New York State Court of Claims

New York State Court of Claims

PEREZ v. STATE OF NEW YORK, #2006-037-006, Claim No. 111752, Motion No. M-71222


Synopsis



Case Information

UID:
2006-037-006
Claimant(s):
NIXON PEREZ
Claimant short name:
PEREZ
Footnote (claimant name) :

Defendant(s):
STATE OF NEW YORK
Footnote (defendant name) :

Third-party claimant(s):

Third-party defendant(s):

Claim number(s):
111752
Motion number(s):
M-71222
Cross-motion number(s):

Judge:
JEREMIAH J. MORIARTY III
Claimant’s attorney:
Nixon Perez, Pro Se
Defendant’s attorney:
Hon. Eliot Spitzer
New York State Attorney General
By: Gregory P. Miller, Esq.Assistant Attorney General
Third-party defendant’s attorney:

Signature date:
March 22, 2006
City:
Buffalo
Comments:

Official citation:

Appellate results:

See also (multicaptioned case)



Decision

Defendant brings a pre-answer motion to dismiss the claim pursuant to CPLR § 3211 (a) (7) for failure to state a cause of action. The following were read and considered on Defendant’s motion to dismiss:
1. Notice of motion filed January 20, 2006, and supporting affidavit of Assistant

Attorney General Gregory P. Miller sworn to January 18, 2006, with annexed Exhibit A.


Filed papers: Claim.


With respect to a pre-answer motion to dismiss for failure to state a cause of action, the Court must afford the pleading a liberal construction, accept as true Claimant’s allegations, and afford Claimant the benefit of every favorable inference (Goshen v Mutual Life Ins. Co. of N.Y., 98 NY2d 314 [2002]; Leon v Martinez, 84 NY2d 83 [1994]). “[T]he sole criterion is whether the pleading states a cause of action, and if from its four corners factual allegations are discerned which taken together manifest any cause of action cognizable at law a motion for dismissal will fail” (Smith v State of New York, Ct Cl, June 6, 2001, Sise, J., Claim No.103396, Motion No. M-63231, UID # 2001-028-0535,[1] citing Guggenheimer v Ginzburg, 43 NY2d 268, 275 [1977]).

The gravamen of the claim relates to the allegedly negligent denial of or delay in providing Claimant with dental care while he was incarcerated at Collins Correctional Facility. Claimant further alleges that he suffered pain, incurred an infection, had difficulty chewing, and lost weight as a result of being denied prompt and proper dental care. Indeed, even Assistant Attorney General Gregory P. Miller admits at paragraph 6 of his supporting affidavit that Claimant “alleges in his verified claim that ... he was the recipient of inadequate dental care.” Thus, while the pleading may not be artfully stated, the allegations of the claim are sufficient to allege a valid cause of action for medical negligence and/or malpractice (see Szczerbiak v Pilat, 90 NY2d 553, 556 [1997]).

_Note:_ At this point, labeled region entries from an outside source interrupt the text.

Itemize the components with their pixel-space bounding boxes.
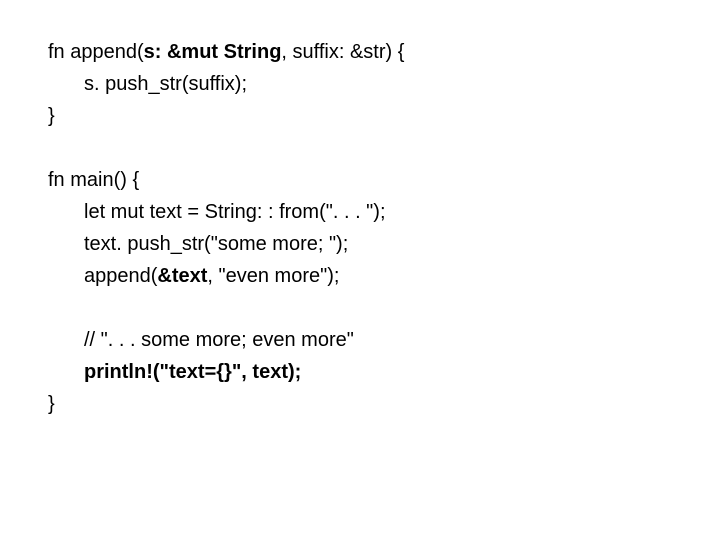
blank-2 (48, 292, 672, 324)
code-line-10: } (48, 388, 672, 420)
code-line-1: fn append(s: &mut String, suffix: &str) … (48, 36, 672, 68)
code-line-6: text. push_str("some more; "); (48, 228, 672, 260)
code-line-4: fn main() { (48, 164, 672, 196)
code-line-7: append(&text, "even more"); (48, 260, 672, 292)
code-append-call-ref: &text (157, 265, 207, 287)
code-fn-append-sig-a: fn append( (48, 41, 144, 63)
code-slide: fn append(s: &mut String, suffix: &str) … (0, 0, 720, 540)
blank-1 (48, 132, 672, 164)
code-fn-append-param-mut: s: &mut String (144, 41, 282, 63)
code-append-call-a: append( (84, 265, 157, 287)
code-line-9: println!("text={}", text); (48, 356, 672, 388)
code-append-call-c: , "even more"); (207, 265, 339, 287)
code-fn-append-sig-c: , suffix: &str) { (281, 41, 404, 63)
code-line-2: s. push_str(suffix); (48, 68, 672, 100)
code-line-5: let mut text = String: : from(". . . "); (48, 196, 672, 228)
code-line-3: } (48, 100, 672, 132)
code-line-8: // ". . . some more; even more" (48, 324, 672, 356)
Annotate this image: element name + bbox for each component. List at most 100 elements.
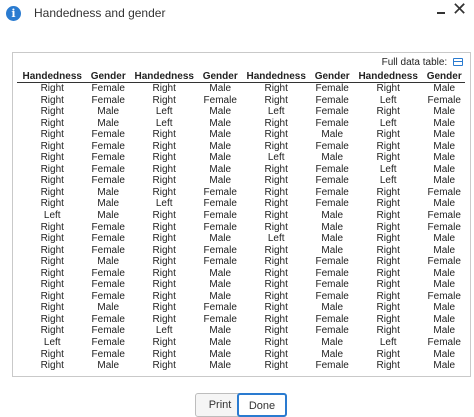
table-cell: Right: [40, 244, 64, 256]
table-cell: Right: [152, 337, 176, 349]
table-cell: Female: [315, 256, 349, 268]
minimize-icon[interactable]: [437, 12, 445, 14]
table-cell: Right: [264, 290, 288, 302]
table-cell: Female: [427, 290, 461, 302]
table-cell: Female: [315, 290, 349, 302]
table-cell: Female: [203, 186, 237, 198]
table-row: Right Female Right Male Right Female Left Male: [17, 164, 465, 176]
table-cell: Right: [40, 94, 64, 106]
table-cell: Male: [433, 325, 456, 337]
table-cell: Female: [427, 337, 461, 349]
dialog-footer: Print Done: [0, 380, 474, 417]
table-cell: Female: [91, 233, 125, 245]
table-cell: Female: [427, 221, 461, 233]
close-icon[interactable]: ✕: [452, 0, 467, 18]
table-cell: Male: [321, 233, 344, 245]
table-cell: Left: [43, 337, 61, 349]
table-cell: Male: [209, 140, 232, 152]
table-cell: Female: [427, 94, 461, 106]
table-cell: Male: [209, 163, 232, 175]
table-cell: Male: [433, 348, 456, 360]
table-cell: Male: [97, 186, 120, 198]
table-cell: Right: [376, 140, 400, 152]
table-cell: Left: [155, 198, 173, 210]
table-cell: Male: [209, 175, 232, 187]
table-cell: Right: [376, 233, 400, 245]
table-cell: Right: [152, 94, 176, 106]
table-cell: Right: [40, 256, 64, 268]
handedness-gender-table: Handedness Gender Handedness Gender Handedne…: [17, 70, 465, 372]
table-cell: Right: [376, 129, 400, 141]
table-cell: Female: [203, 210, 237, 222]
table-cell: Right: [152, 267, 176, 279]
table-cell: Male: [433, 163, 456, 175]
table-row: Right Female Right Male Right Male Right Male: [17, 349, 465, 361]
table-cell: Right: [264, 302, 288, 314]
table-cell: Right: [376, 302, 400, 314]
table-cell: Female: [91, 175, 125, 187]
table-cell: Right: [152, 140, 176, 152]
table-cell: Female: [203, 302, 237, 314]
table-cell: Female: [315, 117, 349, 129]
table-cell: Right: [152, 348, 176, 360]
table-row: Right Female Left Male Right Female Right Male: [17, 325, 465, 337]
table-cell: Right: [264, 279, 288, 291]
table-row: Right Female Right Male Right Female Right Male: [17, 279, 465, 291]
table-cell: Male: [209, 290, 232, 302]
table-row: Right Female Right Female Right Female Right Ma…: [17, 314, 465, 326]
table-cell: Right: [152, 210, 176, 222]
table-cell: Right: [376, 106, 400, 118]
done-button[interactable]: Done: [237, 393, 287, 417]
table-cell: Male: [209, 117, 232, 129]
table-cell: Male: [433, 267, 456, 279]
table-row: Right Male Right Female Right Female Right Fema…: [17, 187, 465, 199]
table-cell: Right: [152, 233, 176, 245]
table-cell: Female: [315, 267, 349, 279]
table-cell: Right: [40, 279, 64, 291]
table-cell: Right: [152, 186, 176, 198]
table-cell: Female: [91, 94, 125, 106]
table-cell: Right: [264, 94, 288, 106]
table-cell: Female: [91, 348, 125, 360]
table-cell: Female: [315, 198, 349, 210]
table-cell: Female: [91, 163, 125, 175]
full-data-label: Full data table:: [381, 57, 448, 68]
table-cell: Right: [376, 313, 400, 325]
info-icon: i: [6, 6, 21, 21]
table-cell: Right: [264, 163, 288, 175]
table-row: Right Female Right Male Right Female Right Male: [17, 83, 465, 95]
table-header-row: Handedness Gender Handedness Gender Handedne…: [17, 70, 465, 83]
table-cell: Male: [433, 233, 456, 245]
full-data-link[interactable]: Full data table:: [382, 57, 463, 68]
table-cell: Male: [97, 360, 120, 372]
table-cell: Right: [152, 175, 176, 187]
table-cell: Right: [376, 256, 400, 268]
table-icon[interactable]: [453, 58, 463, 67]
table-cell: Female: [203, 198, 237, 210]
table-cell: Right: [264, 325, 288, 337]
table-row: Left Female Right Male Right Male Left Female: [17, 337, 465, 349]
table-cell: Right: [264, 129, 288, 141]
table-cell: Right: [376, 279, 400, 291]
table-cell: Right: [264, 244, 288, 256]
table-cell: Male: [433, 279, 456, 291]
table-cell: Right: [376, 244, 400, 256]
table-cell: Right: [264, 117, 288, 129]
table-cell: Right: [264, 348, 288, 360]
table-cell: Female: [315, 279, 349, 291]
table-row: Right Female Right Male Right Female Left Male: [17, 175, 465, 187]
table-cell: Male: [209, 325, 232, 337]
table-cell: Left: [267, 152, 285, 164]
table-row: Right Female Right Female Right Male Right Male: [17, 245, 465, 257]
table-row: Right Female Right Male Right Female Right Male: [17, 141, 465, 153]
table-cell: Female: [203, 256, 237, 268]
table-row: Right Female Right Male Right Female Right Male: [17, 268, 465, 280]
table-cell: Right: [152, 302, 176, 314]
table-cell: Male: [321, 244, 344, 256]
table-cell: Female: [91, 140, 125, 152]
table-cell: Right: [40, 106, 64, 118]
table-cell: Female: [203, 244, 237, 256]
table-cell: Male: [209, 233, 232, 245]
table-cell: Female: [315, 325, 349, 337]
table-cell: Male: [433, 117, 456, 129]
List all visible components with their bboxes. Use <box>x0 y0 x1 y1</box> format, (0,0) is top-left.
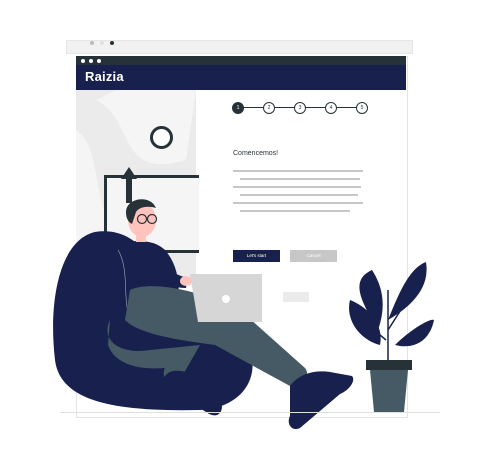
person-with-laptop-illustration <box>53 199 434 430</box>
potted-plant <box>349 262 434 412</box>
ground-line <box>60 412 440 413</box>
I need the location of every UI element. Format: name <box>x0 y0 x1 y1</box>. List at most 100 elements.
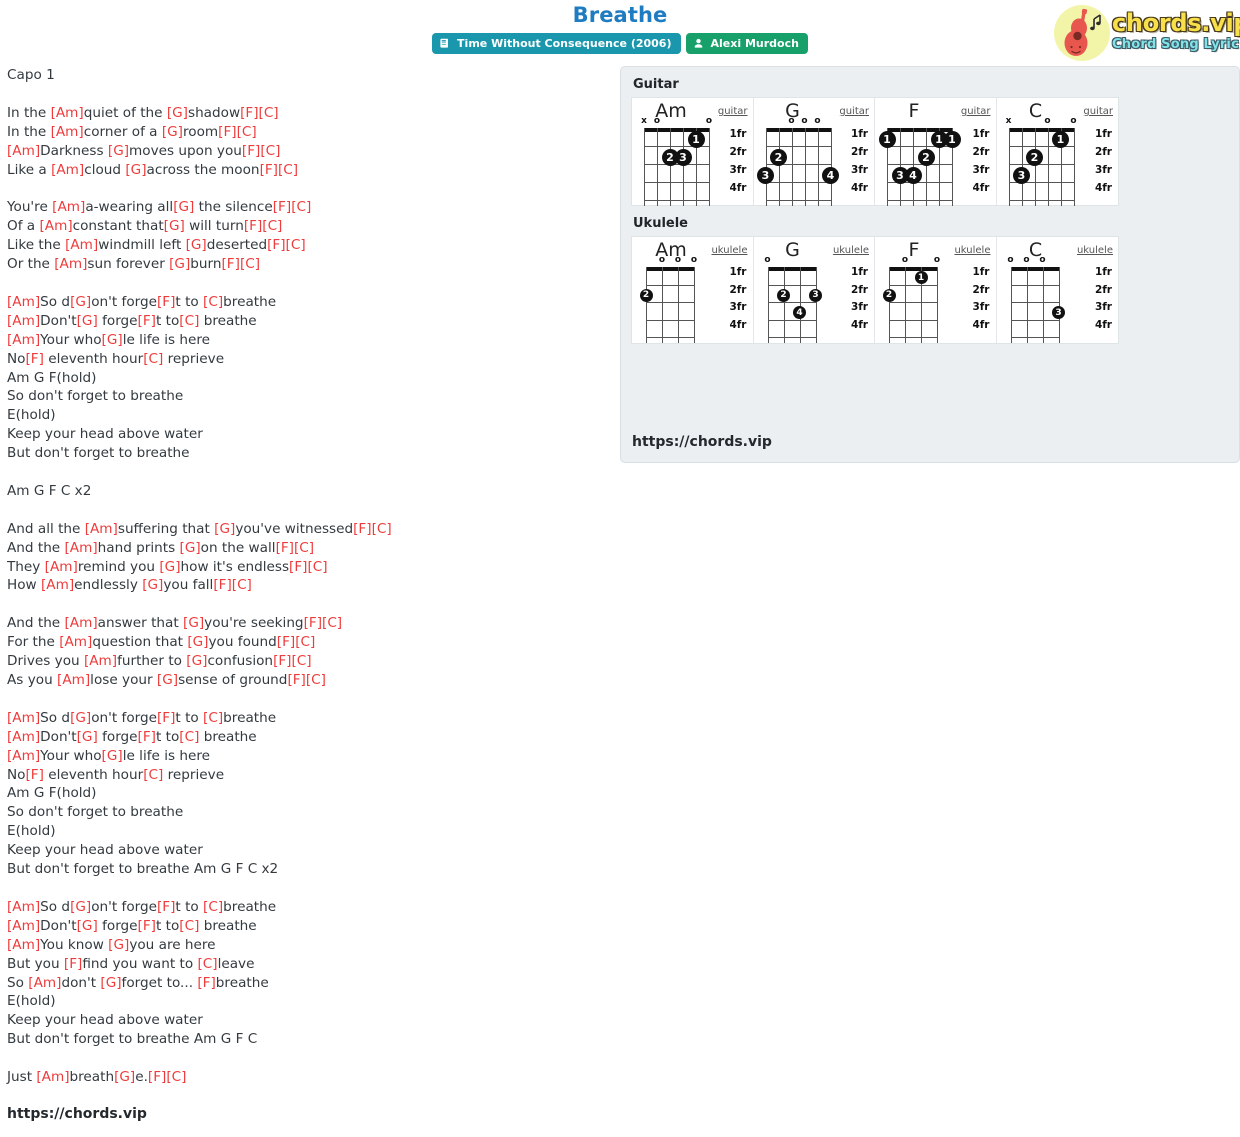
chord-marker[interactable]: [G] <box>100 975 121 991</box>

Moreover, insofar as Claimant’s claim can be construed as alleging a cause of action for negligent infliction of emotional distress, at least one Court has held that allegations of denial of or delay in providing medical care are enough to sustain such a cause of action (see Lopez v State of New York, Ct Cl, October 29, 2003, Minarik, J., Claim No. 104247, Motion Nos. M-66071, CM-66449, UID # 2003-031-078).

Whether the Claimant will ultimately be able to prove the allegations in his claim must await trial or a motion for summary judgment where it is more appropriate to adjudicate the actual merits of a particular claim. At this juncture, it is simply enough to have alleged viable causes of action. Accordingly, it is hereby

ORDERED, that Defendant’s motion to dismiss (M-71222) is denied. Defendant is directed to file and serve its answer to the claim within 40 days after filing of this Decision and Order.



March 22, 2006
Buffalo, New York

HON. JEREMIAH J. MORIARTY III
Judge of the Court of Claims



[1]. This and other unreported Court of Claims decisions may be found on the Court’s web site at www.courtofclaims.state.ny.us.